Every rod in our test included a ‘lifetime’ warranty to the original owner. Yes, some cost more than others, but it’s more or less in proportion to the price of the rod. We would have loved to break each rod and see how long it took to get back and what the options were, but we weren’t able to test that, so we realized this is the same as the price of the rod. It’s up to you to determine how much the warranty is worth to you.

99 points. Mystic is a company that most of you probably haven’t heard of. They are new on the scene and are often grouped with names like Elkhorn and Clutch. We’re here to enlighten you, a little. Mystic rods are built overseas, but using top quality components and standing by their products with a lifetime warranty, just like the big guys! They are also the only one of the aforementioned bunch to send us a rod to test – and we’re happy they did.
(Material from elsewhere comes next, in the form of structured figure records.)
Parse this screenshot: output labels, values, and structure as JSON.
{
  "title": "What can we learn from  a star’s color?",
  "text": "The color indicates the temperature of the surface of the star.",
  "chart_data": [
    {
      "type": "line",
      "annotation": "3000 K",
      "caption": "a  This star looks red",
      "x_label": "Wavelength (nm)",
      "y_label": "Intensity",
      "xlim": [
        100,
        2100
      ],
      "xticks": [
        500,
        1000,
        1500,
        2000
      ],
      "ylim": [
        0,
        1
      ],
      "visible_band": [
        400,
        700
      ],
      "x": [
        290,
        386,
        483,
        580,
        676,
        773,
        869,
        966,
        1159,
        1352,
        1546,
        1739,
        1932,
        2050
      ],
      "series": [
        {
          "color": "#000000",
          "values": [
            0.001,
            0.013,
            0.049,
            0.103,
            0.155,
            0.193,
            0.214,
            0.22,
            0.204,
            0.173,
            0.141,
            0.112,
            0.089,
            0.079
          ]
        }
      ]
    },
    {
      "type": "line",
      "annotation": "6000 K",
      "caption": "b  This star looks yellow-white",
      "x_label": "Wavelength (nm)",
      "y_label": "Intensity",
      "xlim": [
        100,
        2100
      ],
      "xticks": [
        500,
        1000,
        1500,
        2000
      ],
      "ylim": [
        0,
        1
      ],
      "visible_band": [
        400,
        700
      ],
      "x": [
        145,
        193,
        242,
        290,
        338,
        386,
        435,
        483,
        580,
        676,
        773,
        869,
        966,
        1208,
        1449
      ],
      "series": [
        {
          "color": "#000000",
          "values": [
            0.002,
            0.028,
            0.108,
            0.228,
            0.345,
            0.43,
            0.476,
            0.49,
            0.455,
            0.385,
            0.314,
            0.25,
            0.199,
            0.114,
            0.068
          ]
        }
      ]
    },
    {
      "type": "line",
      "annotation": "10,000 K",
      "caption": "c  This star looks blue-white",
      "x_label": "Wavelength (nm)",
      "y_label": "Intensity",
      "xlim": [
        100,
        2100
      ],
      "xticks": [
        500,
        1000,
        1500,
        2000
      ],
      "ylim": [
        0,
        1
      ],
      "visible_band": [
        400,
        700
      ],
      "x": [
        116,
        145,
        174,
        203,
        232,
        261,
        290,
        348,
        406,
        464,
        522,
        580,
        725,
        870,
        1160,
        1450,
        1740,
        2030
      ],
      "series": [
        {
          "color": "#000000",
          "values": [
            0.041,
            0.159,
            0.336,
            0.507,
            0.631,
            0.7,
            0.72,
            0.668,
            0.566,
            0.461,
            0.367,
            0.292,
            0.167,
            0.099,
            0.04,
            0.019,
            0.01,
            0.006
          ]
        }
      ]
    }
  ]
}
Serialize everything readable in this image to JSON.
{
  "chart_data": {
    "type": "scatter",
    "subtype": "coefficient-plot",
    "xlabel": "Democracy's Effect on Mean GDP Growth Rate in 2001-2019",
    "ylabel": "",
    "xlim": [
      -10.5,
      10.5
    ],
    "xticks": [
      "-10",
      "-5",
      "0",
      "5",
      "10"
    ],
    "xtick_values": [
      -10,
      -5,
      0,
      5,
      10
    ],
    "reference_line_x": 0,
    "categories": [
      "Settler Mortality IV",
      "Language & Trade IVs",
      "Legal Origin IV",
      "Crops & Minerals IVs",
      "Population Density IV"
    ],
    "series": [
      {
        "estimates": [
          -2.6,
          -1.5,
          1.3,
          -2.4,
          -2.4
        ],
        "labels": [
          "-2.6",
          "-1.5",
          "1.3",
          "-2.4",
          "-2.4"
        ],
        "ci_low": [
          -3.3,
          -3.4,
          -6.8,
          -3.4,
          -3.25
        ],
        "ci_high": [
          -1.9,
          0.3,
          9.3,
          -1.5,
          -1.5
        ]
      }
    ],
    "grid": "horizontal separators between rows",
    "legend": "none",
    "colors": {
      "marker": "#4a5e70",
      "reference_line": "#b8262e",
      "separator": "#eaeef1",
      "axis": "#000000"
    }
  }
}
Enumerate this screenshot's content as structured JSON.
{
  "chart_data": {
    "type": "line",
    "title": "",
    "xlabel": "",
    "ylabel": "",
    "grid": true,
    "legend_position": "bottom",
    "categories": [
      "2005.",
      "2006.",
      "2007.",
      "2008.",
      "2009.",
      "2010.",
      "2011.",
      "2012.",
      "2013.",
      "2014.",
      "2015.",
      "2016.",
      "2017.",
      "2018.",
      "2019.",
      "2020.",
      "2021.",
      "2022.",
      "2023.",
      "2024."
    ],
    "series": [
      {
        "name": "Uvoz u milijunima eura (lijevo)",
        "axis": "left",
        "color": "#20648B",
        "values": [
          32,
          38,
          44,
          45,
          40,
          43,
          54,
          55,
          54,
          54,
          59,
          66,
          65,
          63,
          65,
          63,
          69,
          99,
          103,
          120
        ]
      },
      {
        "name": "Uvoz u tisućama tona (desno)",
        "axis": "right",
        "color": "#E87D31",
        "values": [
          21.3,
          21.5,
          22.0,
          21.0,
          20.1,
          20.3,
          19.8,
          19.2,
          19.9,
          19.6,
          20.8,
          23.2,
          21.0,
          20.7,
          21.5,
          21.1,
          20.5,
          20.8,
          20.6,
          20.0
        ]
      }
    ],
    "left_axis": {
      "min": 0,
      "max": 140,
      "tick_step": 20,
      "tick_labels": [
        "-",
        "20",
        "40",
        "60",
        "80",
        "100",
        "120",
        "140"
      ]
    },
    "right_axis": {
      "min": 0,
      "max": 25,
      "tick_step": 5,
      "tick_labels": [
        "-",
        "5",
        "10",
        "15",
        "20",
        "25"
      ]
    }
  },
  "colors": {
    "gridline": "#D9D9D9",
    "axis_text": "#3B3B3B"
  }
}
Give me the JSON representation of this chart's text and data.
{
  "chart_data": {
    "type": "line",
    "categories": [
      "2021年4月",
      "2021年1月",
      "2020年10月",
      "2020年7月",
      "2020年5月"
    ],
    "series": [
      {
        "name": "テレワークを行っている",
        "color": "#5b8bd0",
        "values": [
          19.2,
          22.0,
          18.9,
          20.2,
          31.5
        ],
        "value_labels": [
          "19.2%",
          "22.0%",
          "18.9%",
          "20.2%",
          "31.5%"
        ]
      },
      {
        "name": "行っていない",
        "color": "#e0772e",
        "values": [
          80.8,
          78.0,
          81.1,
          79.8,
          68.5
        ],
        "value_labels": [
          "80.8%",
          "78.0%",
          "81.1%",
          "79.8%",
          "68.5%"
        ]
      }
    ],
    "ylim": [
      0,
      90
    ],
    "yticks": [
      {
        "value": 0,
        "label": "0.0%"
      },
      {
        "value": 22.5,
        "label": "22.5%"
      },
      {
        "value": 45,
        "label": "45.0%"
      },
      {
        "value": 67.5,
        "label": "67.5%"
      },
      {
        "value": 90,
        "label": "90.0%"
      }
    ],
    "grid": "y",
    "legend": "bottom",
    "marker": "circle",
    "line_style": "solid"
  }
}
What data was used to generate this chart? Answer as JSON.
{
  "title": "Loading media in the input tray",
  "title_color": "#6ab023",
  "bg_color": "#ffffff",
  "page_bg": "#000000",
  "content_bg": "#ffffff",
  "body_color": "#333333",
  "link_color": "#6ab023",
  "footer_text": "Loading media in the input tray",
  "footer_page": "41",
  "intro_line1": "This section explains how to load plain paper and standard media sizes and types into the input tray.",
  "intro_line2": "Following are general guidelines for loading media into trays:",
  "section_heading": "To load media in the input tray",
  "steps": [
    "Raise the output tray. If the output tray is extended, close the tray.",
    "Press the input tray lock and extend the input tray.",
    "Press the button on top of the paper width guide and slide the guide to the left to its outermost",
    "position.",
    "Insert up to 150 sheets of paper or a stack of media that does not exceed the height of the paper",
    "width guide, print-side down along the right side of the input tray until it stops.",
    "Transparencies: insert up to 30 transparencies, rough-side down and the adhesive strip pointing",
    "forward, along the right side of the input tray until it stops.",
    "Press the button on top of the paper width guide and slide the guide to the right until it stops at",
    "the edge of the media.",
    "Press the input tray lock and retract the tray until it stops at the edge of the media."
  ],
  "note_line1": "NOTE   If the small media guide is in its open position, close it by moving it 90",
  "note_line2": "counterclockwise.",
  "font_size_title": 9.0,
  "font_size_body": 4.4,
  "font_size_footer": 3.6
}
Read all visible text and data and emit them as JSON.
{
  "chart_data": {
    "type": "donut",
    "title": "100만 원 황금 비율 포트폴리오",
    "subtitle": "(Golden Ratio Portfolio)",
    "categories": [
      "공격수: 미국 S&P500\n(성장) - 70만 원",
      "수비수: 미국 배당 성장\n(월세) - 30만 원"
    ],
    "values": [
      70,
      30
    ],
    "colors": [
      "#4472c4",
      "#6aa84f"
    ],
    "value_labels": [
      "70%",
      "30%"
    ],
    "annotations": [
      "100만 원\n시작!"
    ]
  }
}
In addition to a high-end fit and finish, the Reaper is one of the best medium action dry fly rods on the market. If you’re looking for a rod that performs in close-to-medium distances, you’ll be very happy with the Reaper. It’s packed with feel and has enough power to get it out to 70’+. Unfortunately, the Reaper suffered a bit in both nymph and streamer categories which kept it out of the top contenders. Casters called it a “Fun Rod,” “Simple,” and even “Best.”

99 points. New for 2014, the Jet is the latest Hardy rod to utilize their proprietary ‘Sintrix’ technology. What makes this rod cheaper than the Zenith? It uses a lower grade of Sintrix than its high-performing cousin. It’s a softer rod than the Zenith, and if you’re looking for a replacement for the Artisan (at a much lower price point), this might be the Hardy to offer up similar performance.

The Jet was the best performing rod at 25 and 40’ (tied with the Winston B3x). This makes it an excellent addition to the Hardy lineup. The lower grade Sintrix is unfortunately a bit heavier than the Zenith and reduced feel just a tad. While the Jet is a great dry fly rod, it suffered a bit at both nymphing and chucking streamers. We’re really interested in checking out the 4-weight!